Perhaps the "Fast Prime" method alluded to in the question's citation is that of these two papers (the second polishing the first):

Several things match:

  • The objective of the articles is clearly the one pursued by the technique used.
  • "Fast Prime" is two words from the title of [JP2006].
  • "date back to the year 2000" is matched by the publication of [JPV2000].
  • "use started around ten years later after thorough reviews" allows [JP2006] to get published and reviewed.
  • From what we know, the prime generator makes heavy use of an $M=P_n\#=\displaystyle\prod_{i=1}^n p_i$, essentially as [JPV2000] and [JP2006] do (their $\Pi$ is $M/2$).

However, the technique in [JP2006] is proven to generate almost random primes, and is not susceptible to the ROCA attack. Hence if my theory is right, there has been a serious implementation goof.

The fact that $65537^a$ occurs makes me wonder if the cause of the goof might be a deliberate attempt, gone horribly wrong, to make it faster to compute $e^{-1}\bmod p$ with $e=65537$; or perhaps just insure that it is defined.

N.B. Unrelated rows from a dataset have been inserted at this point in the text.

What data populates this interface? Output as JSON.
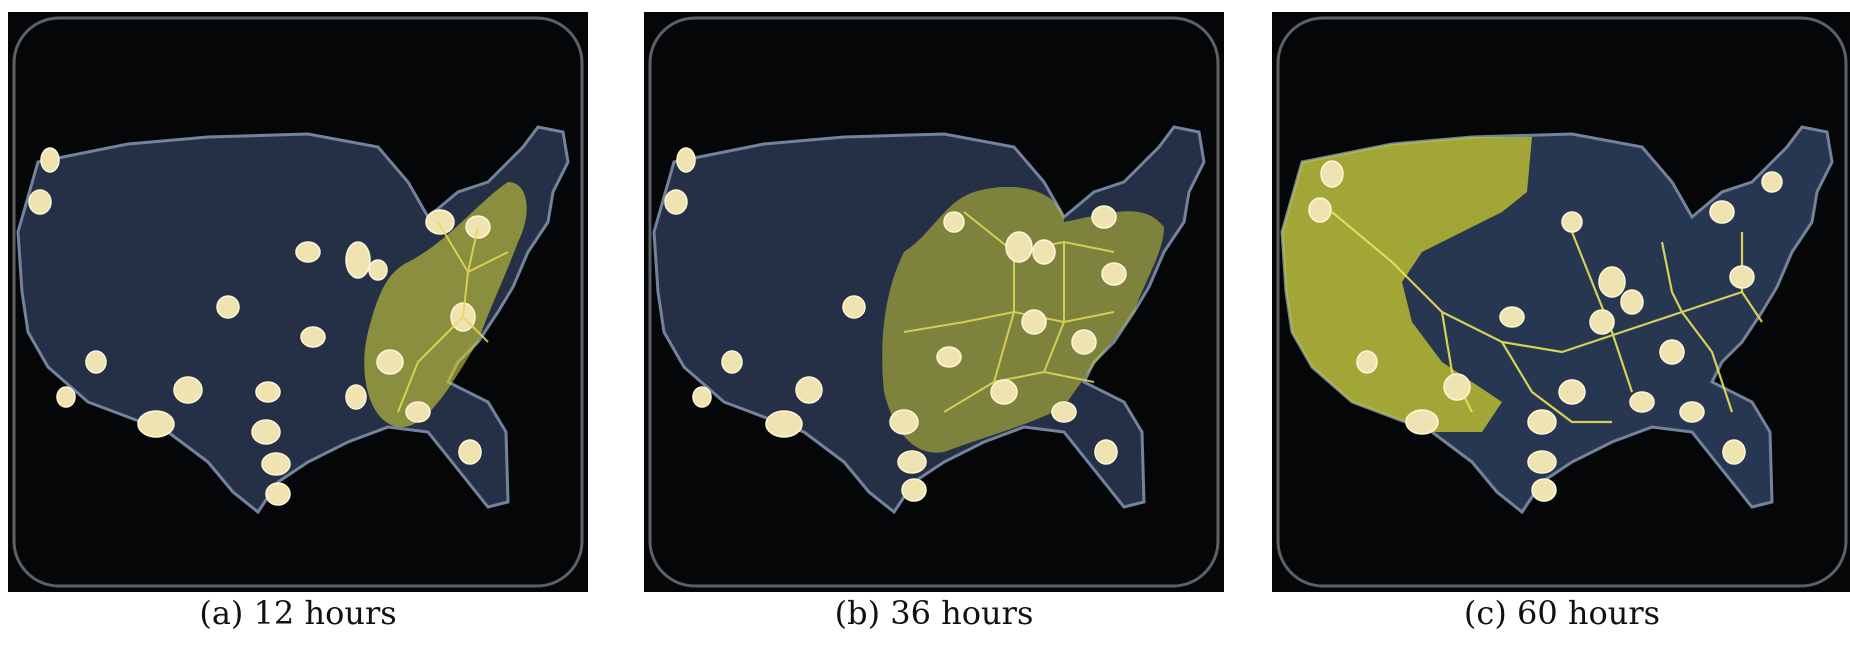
{
  "figure": {
    "panels": [
      {
        "id": "a",
        "caption": "(a) 12 hours",
        "growth_stage": 0.12
      },
      {
        "id": "b",
        "caption": "(b) 36 hours",
        "growth_stage": 0.36
      },
      {
        "id": "c",
        "caption": "(c) 60 hours",
        "growth_stage": 0.6
      }
    ]
  },
  "colors": {
    "background": "#000000",
    "agar_map": "#2a3547",
    "oat_flake": "#efe4b0",
    "slime_mold": "#d8d23a",
    "dish_rim": "#6b6f75"
  }
}
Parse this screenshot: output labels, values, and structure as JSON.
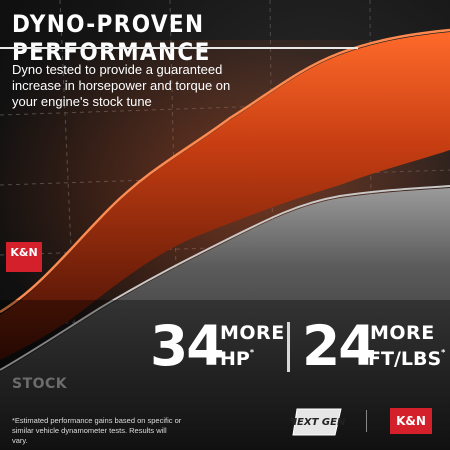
{
  "header": {
    "title": "DYNO-PROVEN PERFORMANCE",
    "subtitle": "Dyno tested to provide a guaranteed increase in horsepower and torque on your engine's stock tune"
  },
  "stats": {
    "hp": {
      "value": "34",
      "more": "MORE",
      "unit": "HP"
    },
    "torque": {
      "value": "24",
      "more": "MORE",
      "unit": "FT/LBS"
    },
    "asterisk": "*"
  },
  "labels": {
    "stock": "STOCK"
  },
  "footer": {
    "disclaimer": "*Estimated performance gains based on specific or similar vehicle dynamometer tests. Results will vary.",
    "nexgen_logo": "NEXT GEN",
    "brand_logo": "K&N"
  },
  "colors": {
    "accent_orange": "#e2541c",
    "brand_red": "#d4202a",
    "stock_gray": "#8a8a8a"
  },
  "icons": {
    "brand": "kn-logo",
    "nexgen": "nexgen-logo"
  }
}
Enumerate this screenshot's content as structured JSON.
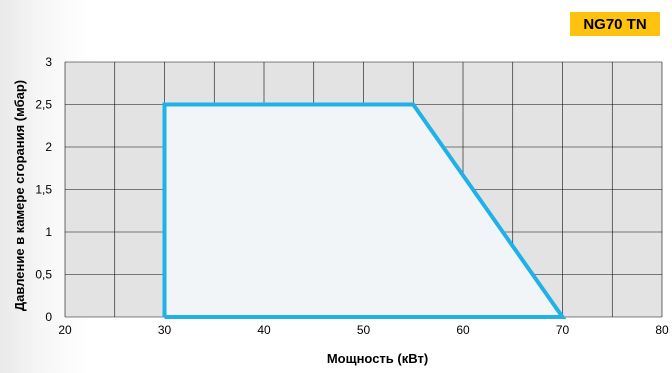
{
  "badge": "NG70 TN",
  "chart_data": {
    "type": "area",
    "xlabel": "Мощность (кВт)",
    "ylabel": "Давление в камере сгорания (мбар)",
    "xlim": [
      20,
      80
    ],
    "ylim": [
      0,
      3
    ],
    "x_ticks": [
      "20",
      "30",
      "40",
      "50",
      "60",
      "70",
      "80"
    ],
    "y_ticks": [
      "0",
      "0,5",
      "1",
      "1,5",
      "2",
      "2,5",
      "3"
    ],
    "grid": true,
    "series": [
      {
        "x": [
          30,
          30,
          55,
          70,
          30
        ],
        "y": [
          0,
          2.5,
          2.5,
          0,
          0
        ],
        "color": "#1fb1e8",
        "fill": "#f2f5f8"
      }
    ],
    "colors": {
      "plot_bg": "#e3e3e3",
      "grid": "#0b0b0b",
      "line": "#1fb1e8"
    }
  }
}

Update: as noticed in comment, Daniel J. Bernstein and Tanja Lange's blog confirms an attempt at implementing [JP2006] gone wrong:

A related algorithm "GenPrime" was published by Joye and Paillier in 2006. The Joye–Paillier generator, like Lehmer's generator, starts from a new random number $r$ coprime to $L$ and then multiplies repeatedly by a constant $g$ modulo $L$, obtaining $r$ times a power of $g$. This can produce any number modulo $L$, and produces only a slight bias in the resulting primes. The guess was that (company) was oversimplifying and generating merely a power of $g$; this produces far fewer numbers modulo $L$.

The authors wrote back promptly, confirming that this guess was correct but not revealing more details.